Looking back on things like this, she probably didn’t even understand what a good question she had asked. Secondly, there were other instances where this happened in my schooling. Sometimes I wanted to think through things and come up with original answers, not merely regurgitate what I had been fed, and I got penalized for it. She and I had not been getting along for most of the time while I was in her class, and I think it was over issues like this. So this was nothing new, but this incident revealed a disturbing fact to me in a way that was so obvious, I couldn’t just brush it off as a misunderstanding between us: Her approach to science was that we were supposed to accept what she said as truth. We were not supposed to think about it, or question it. The only thinking we were supposed to do was in calculating results from experiments, but a lot of that was applying the “correct” formulas. More memorization. Nevertheless, I got an “A” in her class.
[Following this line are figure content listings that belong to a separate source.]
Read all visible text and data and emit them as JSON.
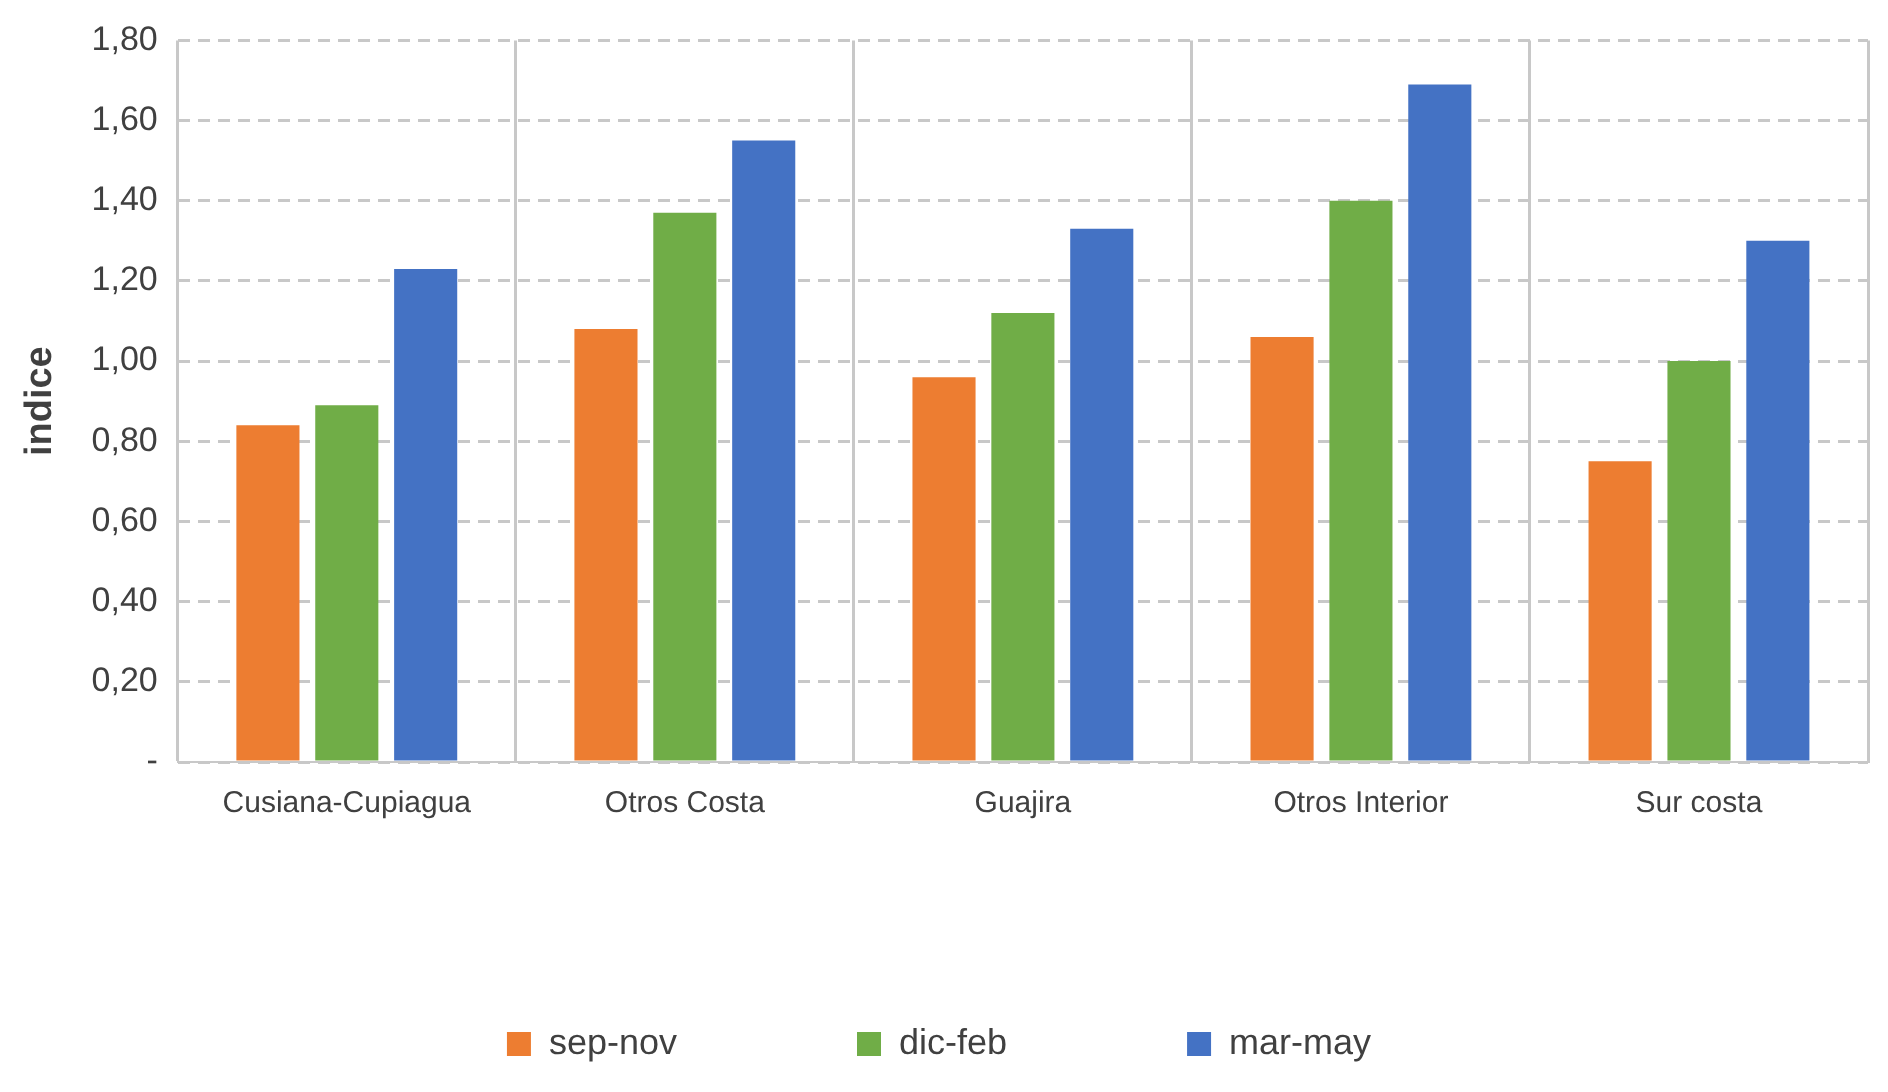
{
  "chart_data": {
    "type": "bar",
    "ylabel": "indice",
    "categories": [
      "Cusiana-Cupiagua",
      "Otros Costa",
      "Guajira",
      "Otros Interior",
      "Sur costa"
    ],
    "series": [
      {
        "name": "sep-nov",
        "color": "#ed7d31",
        "values": [
          0.84,
          1.08,
          0.96,
          1.06,
          0.75
        ]
      },
      {
        "name": "dic-feb",
        "color": "#70ad47",
        "values": [
          0.89,
          1.37,
          1.12,
          1.4,
          1.0
        ]
      },
      {
        "name": "mar-may",
        "color": "#4472c4",
        "values": [
          1.23,
          1.55,
          1.33,
          1.69,
          1.3
        ]
      }
    ],
    "ylim": [
      0,
      1.8
    ],
    "yticks": [
      {
        "value": 0,
        "label": "-"
      },
      {
        "value": 0.2,
        "label": "0,20"
      },
      {
        "value": 0.4,
        "label": "0,40"
      },
      {
        "value": 0.6,
        "label": "0,60"
      },
      {
        "value": 0.8,
        "label": "0,80"
      },
      {
        "value": 1,
        "label": "1,00"
      },
      {
        "value": 1.2,
        "label": "1,20"
      },
      {
        "value": 1.4,
        "label": "1,40"
      },
      {
        "value": 1.6,
        "label": "1,60"
      },
      {
        "value": 1.8,
        "label": "1,80"
      }
    ],
    "grid": true,
    "legend": "bottom"
  }
}
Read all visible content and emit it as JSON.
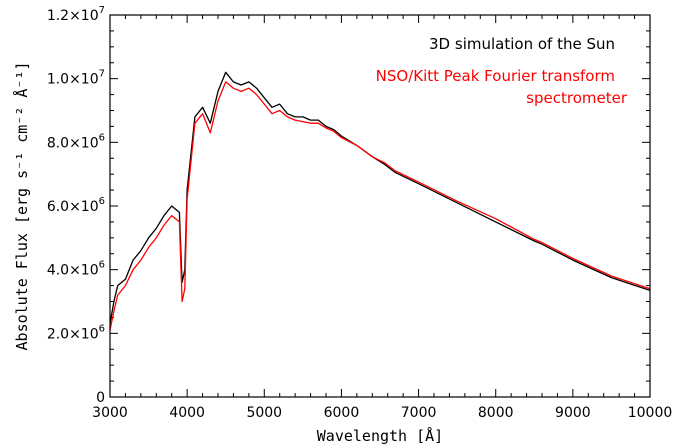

Looking at this from a “mountaintop” view, I think this example shows the split between 20th century scientific thinking, and the 19th century thinking that’s been used to teach science in schools. I saw a discussion recently where Alan Kay talked about this with the No Child Left Behind policy, that for students who were developing an understanding of scientific thinking, they had to, on the one hand, gain real understanding, and on the other, remember to answer “wrongly” on the test. That summed up the experience I describe above! I’ve used my example sometimes when I’ve heard people complain about this, because I can say to them I got the same treatment when I was in my high school science classes, more than 20 years ago. As far as I’m concerned, this policy is just taking that idea of instruction, which has been around for years, to its logical conclusion. It’s now metastasized throughout the public education system, at least in the areas that are tested for proficiency, whereas in my day there were exceptions.